Last year, everything seemed to be going well. Bulgaria had just joined the EU, a large number of new companies were entering the local economy every day, and demand for logistics and industrial space was higher than ever. Supply, on the other hand, was scarce. It seemed all that developers had to do was to build and sell warehouses and industrial premises.
Of course it was never going to be that easy. Three problems loom large. Large foreign companies often have precise needs and prefer to build according to their own standards. Two, as prices for rent on industrial/logistics buildings are not increasing and are substantially lower than for commercial/office space, malls and business parks are the preferred order for investors seeking a higher return. Lastly, the high and fast growing prices for suitable land in a developing market has all resulted in a grim situation for developers of logistics projects.
Currently, there are 1.2 million sq m of logistics and industrial space in Sofia, which is insufficient to handle the needs of the capital's business life. About 20 percent of this space is concentrated around the airport area. This region has been developing rapidly as there are at least 10 logistics projects in progress. Probably the most ambitious of them is the Sofia Airport Centre – an international business park, comprising 165,000 sq m of office and logistic space. The first premises are due to be ready and functioning by the end of 2008, with the whole project to be finalised by 2012. These and similar projects, however, are not going to solve Sofia's lack of logistics space. In the Sofia Airport Centre, office buildings prevail, while logistics premises are going to be only 20 percent of the overall space. The surrounding region of Sofia airport is unlikely to have any danger of overdevelopment – the current prices of 250 to 400 euros per sq m will scarcely allow that.
The areas along Sofia's ring road also used to be a popular choice for companies that wished to invest in their own logistics facilities. Prices for land, however, are similar or slightly lower than those near the airport and are already pushing investors away.
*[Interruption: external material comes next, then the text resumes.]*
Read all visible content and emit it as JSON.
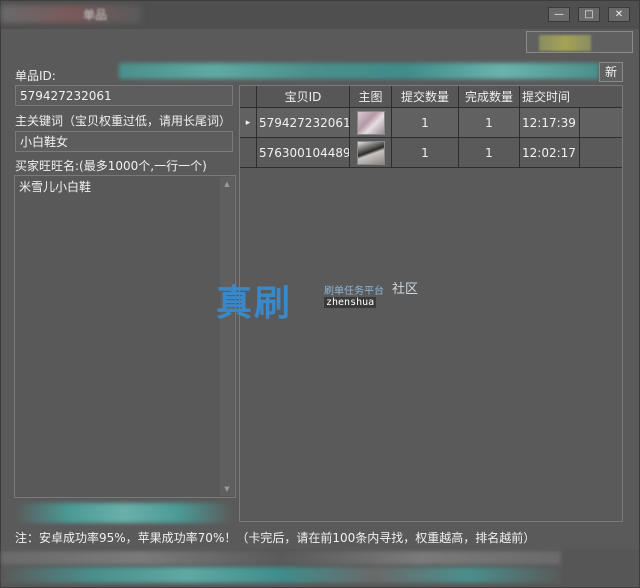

Many companies have already found a lower-budget solution – they have relocated to smaller towns 20–30 km from Sofia like Bozhurishte or Elin Pelin. Obviously, prices for land of 40–100 euros per sq m are more likely to encourage developers to start speculative projects. In Bozhurishte, an industrial park of 250 acres is going to be built on the former military airport's land. Needless to mention, the park will include not only logistics premises but shops, restaurants and hotels. Another speculative project in the region of almost 15 acres – the Elin Pelin Industrial Park – is going to be located conveniently close to the Trakiya Motorway.
Real estate agents usually present Plovdiv as "the second most important logistics centre of Bulgaria" and this is indeed true. The problem is that, at least in terms of logistics, Plovdiv has been replicating the Sofia development pattern. Land for logistic purposes today costs 30 percent more than it did at the beginning of the year and prices will probably continue their upward march. Almost 90 percent of the overall 450,000 sq m logistics space were commissioned by large companies. A complete lack of speculative projects is obvious even in the most developed logistics regions of the Maritsa and Rakovski municipalities. With growing asking prices for land and rental levels remaining stable, investors are wary of competing in this property market. Prices for logistics premises in the industrial parts of the city vary from 300 to 400 euros per sq m.
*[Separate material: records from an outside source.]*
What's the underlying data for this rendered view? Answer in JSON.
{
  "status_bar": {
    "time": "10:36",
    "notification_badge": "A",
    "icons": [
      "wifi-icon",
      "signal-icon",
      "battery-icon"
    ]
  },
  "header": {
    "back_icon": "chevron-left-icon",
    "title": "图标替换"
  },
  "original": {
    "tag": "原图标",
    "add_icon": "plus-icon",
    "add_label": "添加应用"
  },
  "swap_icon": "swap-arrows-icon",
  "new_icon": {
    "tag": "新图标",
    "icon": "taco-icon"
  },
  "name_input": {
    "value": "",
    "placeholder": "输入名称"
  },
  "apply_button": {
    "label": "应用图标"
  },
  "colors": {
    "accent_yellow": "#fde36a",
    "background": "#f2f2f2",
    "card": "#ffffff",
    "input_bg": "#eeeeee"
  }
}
The situation in Varna – the sea capital of Bulgaria – is even worse than in Plovdiv. The city hosts the first and only Bulgarian industrial park that meets all EU requirements – the Logistic Park Varna. The project is due to open by the end of this year. It will contribute an extra 80,000 sq m of space to the very insufficient 300,000 sq m that Varna already has. Speculative projects are unlikely to get buoyed up despite the dramatic demand for space because prices for plots of industrial land in the good industrial areas are comparable to those in Sofia.
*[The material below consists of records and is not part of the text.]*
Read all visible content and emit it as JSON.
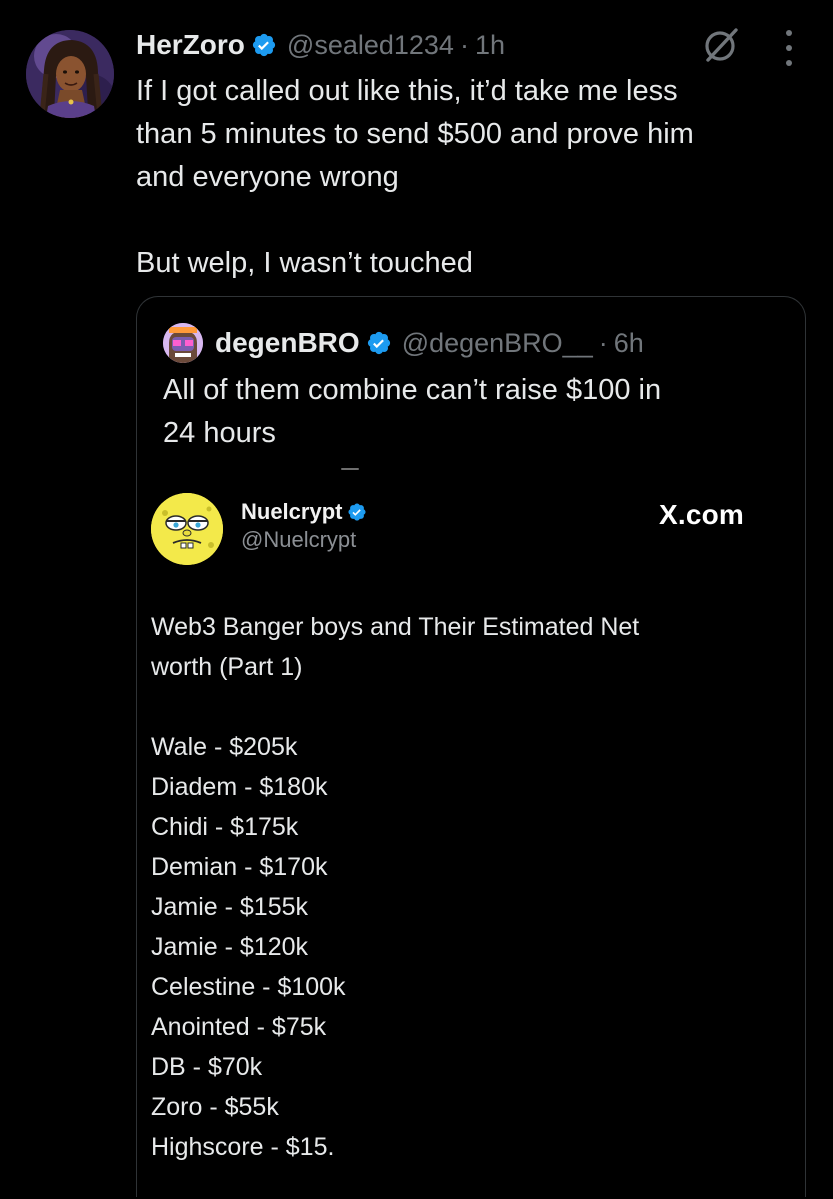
{
  "tweet": {
    "display_name": "HerZoro",
    "handle": "@sealed1234",
    "separator": "·",
    "time": "1h",
    "text_lines": [
      "If I got called out like this, it’d take me less",
      "than 5 minutes to send $500 and prove him",
      "and everyone wrong"
    ],
    "text_last": "But welp, I wasn’t touched"
  },
  "quote": {
    "display_name": "degenBRO",
    "handle": "@degenBRO__",
    "separator": "·",
    "time": "6h",
    "text_lines": [
      "All of them combine can’t raise $100 in",
      "24 hours"
    ]
  },
  "embed": {
    "display_name": "Nuelcrypt",
    "handle": "@Nuelcrypt",
    "source": "X.com",
    "intro_lines": [
      "Web3 Banger boys and Their Estimated Net",
      "worth (Part 1)"
    ],
    "list": [
      "Wale - $205k",
      "Diadem - $180k",
      "Chidi - $175k",
      "Demian - $170k",
      "Jamie - $155k",
      "Jamie - $120k",
      "Celestine - $100k",
      "Anointed - $75k",
      "DB - $70k",
      "Zoro - $55k",
      "Highscore - $15."
    ]
  },
  "colors": {
    "background": "#000000",
    "text": "#e7e9ea",
    "muted": "#71767b",
    "verified": "#1d9bf0",
    "border": "#2f3336"
  },
  "icons": {
    "verified": "verified-badge-icon",
    "grok": "grok-icon",
    "more": "more-options-icon"
  }
}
Spots of future interest are Vidin and Ruse because of their strategic location, the two bridges that connect Bulgaria to Romania and the low prices of land.
It seems that any predictions about future developments in the logistics and industrial property market are nothing but wild guesses. Without a planned government programme that takes into account needs, utility, future developments and the correct siting of such projects it is hard to see how the haphazard current situation will work. The fact is that local and Bulgaria-based companies are in great need of logistics space that must be met somehow. Hoping things will get better or listening to "expert" forecasts is not the way forward. Planned action is.